そして神父とがっちりと肩を組む宿屋の主人。
「がっはっは! 神父、あんたぁ村の英雄だ! これから祝杯と行くか!」
「いや、いい…、それよりも親父、ミクを教会に迎えに行ってくれ アイツはアイツなりに大変な思いをしたんだ 足の様子も気になるしな……」
「そ、そうか!? でも後日祝杯を挙げるのは約束だぞ! がっはっは!」
「えっへん!、コハルは私が助けたんだからっ!」
誇らしげに胸を張るハル
「…よっく言うぜ、樹を器用に駆け回りやがって まるで小動物みたいなヤツだ」
神父がその様子をたしなめる。ハルが顔をむっとさせて神父の胸元を片肘でどすんと小突くと、
「げふっ!、そこはさっき奴に頭突きを食らったところ… お前に慈悲の心ってもんはねぇのか!」
思い出すのは妹を助けるために、森の中を懸命に走る神父の後ろ姿。
(…でも、ちょっとだけ見直しちゃったかな…)
神父が苦悶の表情を浮かべ、周囲は笑いに包まれる。
その笑いの中で、コハルは深い感謝の念から老人と歌姫に出逢った事を胸の内に秘め、だが賛美の詩を口ずさみ始める。
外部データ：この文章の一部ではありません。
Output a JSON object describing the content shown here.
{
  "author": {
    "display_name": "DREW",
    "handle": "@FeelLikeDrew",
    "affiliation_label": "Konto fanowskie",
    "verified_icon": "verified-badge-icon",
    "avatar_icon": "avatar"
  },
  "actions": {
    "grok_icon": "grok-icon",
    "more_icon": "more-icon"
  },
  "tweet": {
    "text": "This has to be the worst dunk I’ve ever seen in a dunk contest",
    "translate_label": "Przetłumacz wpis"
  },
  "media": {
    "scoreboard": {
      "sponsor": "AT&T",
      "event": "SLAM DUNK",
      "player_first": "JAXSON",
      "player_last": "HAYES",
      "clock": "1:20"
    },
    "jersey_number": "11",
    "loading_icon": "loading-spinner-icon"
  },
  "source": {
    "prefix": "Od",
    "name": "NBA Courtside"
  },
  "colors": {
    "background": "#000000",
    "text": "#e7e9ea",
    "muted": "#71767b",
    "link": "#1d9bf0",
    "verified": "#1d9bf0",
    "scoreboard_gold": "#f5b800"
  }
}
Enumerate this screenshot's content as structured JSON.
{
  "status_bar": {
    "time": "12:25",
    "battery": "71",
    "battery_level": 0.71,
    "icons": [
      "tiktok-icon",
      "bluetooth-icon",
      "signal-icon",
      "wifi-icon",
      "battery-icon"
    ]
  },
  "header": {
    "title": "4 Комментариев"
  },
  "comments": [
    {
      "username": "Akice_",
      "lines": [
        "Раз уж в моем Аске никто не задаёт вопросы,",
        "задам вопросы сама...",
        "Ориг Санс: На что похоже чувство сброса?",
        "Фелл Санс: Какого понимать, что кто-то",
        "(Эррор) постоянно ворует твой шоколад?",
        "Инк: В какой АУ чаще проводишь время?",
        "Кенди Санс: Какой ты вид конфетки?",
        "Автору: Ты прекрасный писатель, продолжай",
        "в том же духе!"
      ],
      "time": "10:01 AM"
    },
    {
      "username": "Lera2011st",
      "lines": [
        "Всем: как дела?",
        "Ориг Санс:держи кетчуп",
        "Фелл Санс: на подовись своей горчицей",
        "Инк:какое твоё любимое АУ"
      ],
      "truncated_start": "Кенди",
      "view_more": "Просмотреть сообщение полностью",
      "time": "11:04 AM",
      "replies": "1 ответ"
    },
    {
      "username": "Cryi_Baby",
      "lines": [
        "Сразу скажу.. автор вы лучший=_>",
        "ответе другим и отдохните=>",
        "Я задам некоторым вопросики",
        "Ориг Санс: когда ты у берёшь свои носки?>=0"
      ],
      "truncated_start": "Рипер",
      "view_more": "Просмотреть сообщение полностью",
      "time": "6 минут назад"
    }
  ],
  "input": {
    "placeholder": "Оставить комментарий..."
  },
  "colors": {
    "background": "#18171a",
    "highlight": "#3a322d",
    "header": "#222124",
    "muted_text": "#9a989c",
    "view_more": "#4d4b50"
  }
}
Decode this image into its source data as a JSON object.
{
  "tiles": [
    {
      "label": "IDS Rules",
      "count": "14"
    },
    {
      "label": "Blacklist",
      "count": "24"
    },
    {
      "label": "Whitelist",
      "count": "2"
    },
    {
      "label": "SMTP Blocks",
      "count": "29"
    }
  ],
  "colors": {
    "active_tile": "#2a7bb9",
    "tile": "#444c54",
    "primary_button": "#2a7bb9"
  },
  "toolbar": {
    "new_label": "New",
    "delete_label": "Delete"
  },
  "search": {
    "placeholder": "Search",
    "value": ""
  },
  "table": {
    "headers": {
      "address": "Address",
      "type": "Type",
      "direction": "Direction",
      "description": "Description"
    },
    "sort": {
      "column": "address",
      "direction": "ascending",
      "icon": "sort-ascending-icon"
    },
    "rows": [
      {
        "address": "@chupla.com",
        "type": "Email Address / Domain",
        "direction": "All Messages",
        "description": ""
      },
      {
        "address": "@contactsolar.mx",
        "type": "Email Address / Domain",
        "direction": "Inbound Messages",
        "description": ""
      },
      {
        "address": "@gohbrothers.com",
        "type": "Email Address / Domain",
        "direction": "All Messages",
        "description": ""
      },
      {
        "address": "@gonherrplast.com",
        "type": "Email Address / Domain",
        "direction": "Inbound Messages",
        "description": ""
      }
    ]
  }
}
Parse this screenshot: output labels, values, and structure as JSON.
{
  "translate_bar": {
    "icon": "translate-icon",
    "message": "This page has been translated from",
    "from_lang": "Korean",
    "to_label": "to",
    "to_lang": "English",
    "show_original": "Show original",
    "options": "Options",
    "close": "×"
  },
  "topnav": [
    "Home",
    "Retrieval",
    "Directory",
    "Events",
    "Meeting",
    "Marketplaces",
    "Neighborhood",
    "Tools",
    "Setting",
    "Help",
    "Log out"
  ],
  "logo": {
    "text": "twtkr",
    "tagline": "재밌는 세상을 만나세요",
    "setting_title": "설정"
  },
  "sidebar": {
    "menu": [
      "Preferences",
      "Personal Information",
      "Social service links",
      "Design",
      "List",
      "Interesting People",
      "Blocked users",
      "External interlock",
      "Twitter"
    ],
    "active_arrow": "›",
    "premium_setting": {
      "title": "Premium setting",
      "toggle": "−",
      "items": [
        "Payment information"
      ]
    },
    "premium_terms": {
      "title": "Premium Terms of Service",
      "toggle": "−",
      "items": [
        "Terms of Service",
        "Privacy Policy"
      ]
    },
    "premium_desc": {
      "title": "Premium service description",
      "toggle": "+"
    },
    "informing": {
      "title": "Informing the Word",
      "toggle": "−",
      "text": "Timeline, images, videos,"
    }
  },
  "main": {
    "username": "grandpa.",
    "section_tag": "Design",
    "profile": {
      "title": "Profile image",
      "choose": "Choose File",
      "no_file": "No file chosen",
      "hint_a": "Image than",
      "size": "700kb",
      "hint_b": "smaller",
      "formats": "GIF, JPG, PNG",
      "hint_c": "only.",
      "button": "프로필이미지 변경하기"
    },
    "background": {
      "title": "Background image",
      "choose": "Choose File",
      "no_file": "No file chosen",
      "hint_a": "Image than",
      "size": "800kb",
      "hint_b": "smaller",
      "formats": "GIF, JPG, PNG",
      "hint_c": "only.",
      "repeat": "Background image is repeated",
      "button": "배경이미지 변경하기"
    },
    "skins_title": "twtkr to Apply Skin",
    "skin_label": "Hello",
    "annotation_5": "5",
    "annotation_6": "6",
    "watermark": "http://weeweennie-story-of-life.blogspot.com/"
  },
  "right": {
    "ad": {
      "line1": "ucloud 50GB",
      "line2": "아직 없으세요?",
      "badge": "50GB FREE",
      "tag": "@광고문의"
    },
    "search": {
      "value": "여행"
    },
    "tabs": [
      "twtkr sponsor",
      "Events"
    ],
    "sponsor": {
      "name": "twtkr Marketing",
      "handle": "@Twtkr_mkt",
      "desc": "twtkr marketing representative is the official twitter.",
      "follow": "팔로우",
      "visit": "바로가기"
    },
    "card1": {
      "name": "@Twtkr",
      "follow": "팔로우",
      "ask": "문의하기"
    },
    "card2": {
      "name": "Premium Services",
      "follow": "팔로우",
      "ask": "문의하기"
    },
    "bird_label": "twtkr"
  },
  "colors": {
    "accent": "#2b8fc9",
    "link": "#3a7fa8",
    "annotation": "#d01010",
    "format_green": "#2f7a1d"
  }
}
やがてその場にいる者も次々と詩を重ねた。森の一隅に男達の野太い唄声と少女達の澄んだ唄声が溶け合い、いつまでも、いつまでも響き渡っていた。
混乱の一夜が明けて翌朝、神父の自室。
椅子に座りパイプをくゆらせる神父の姿があった。
今日は集いの日でもないのに、朝早くから村の子供たちが教会前に集まっているようだ。
「神父、早く出てきなさいよっ! みんな待ってるんだから~」
「おほほ、神父様もいつまでもお若くないのですから焦らせてもいけませんわ!」
ハルとハクの声が聞こえる。
(聞こえてるぜ…?)
あの二人には今度がつんと言ってやらなきゃよさそうだ。
「おぉい、神父 いつまで寝とるんじゃ、この寝坊助め!」
サム翁の声が聞こえる。
(サム爺さんまで…、全く、年寄りは朝が早くて困る)
「兄様のねぼすけー!!」
ミクの喚き声、足の怪我の具合はどうなのだろうか。
「あはは、ねぼすけー!」
コハルの声、昨晩は落ち着いて眠れたのだろうか。
今日は相棒を片手に、日がな一日読書を決め込もうと思っていたが
紫煙の変わりに、陽の光の下でこんな空気を胸いっぱいに吸い込んでみるのも悪くはない。
机の灰皿にパイプを置き、大きく伸びをしながら立ち上がる。
だが突然、過去の影が脳裏に散らつき、自分自身に問い掛ける。
「俺はこの村を守る覚悟があるのか? この村で暮らす資格があるのか?」
不意に誰かの答える声を聞いたかのように、辺りををきょろきょろと見回す。
「…はは、ははははは あんたもそうだったのか、戸惑いがあったのか」
部屋の窓を開けると、穏やかな風が神父の頬を撫でる。
「…さあ、行くか!」
神父の顔に、もはや迷いは無い。やがて教会の外へと颯爽と歩き出す。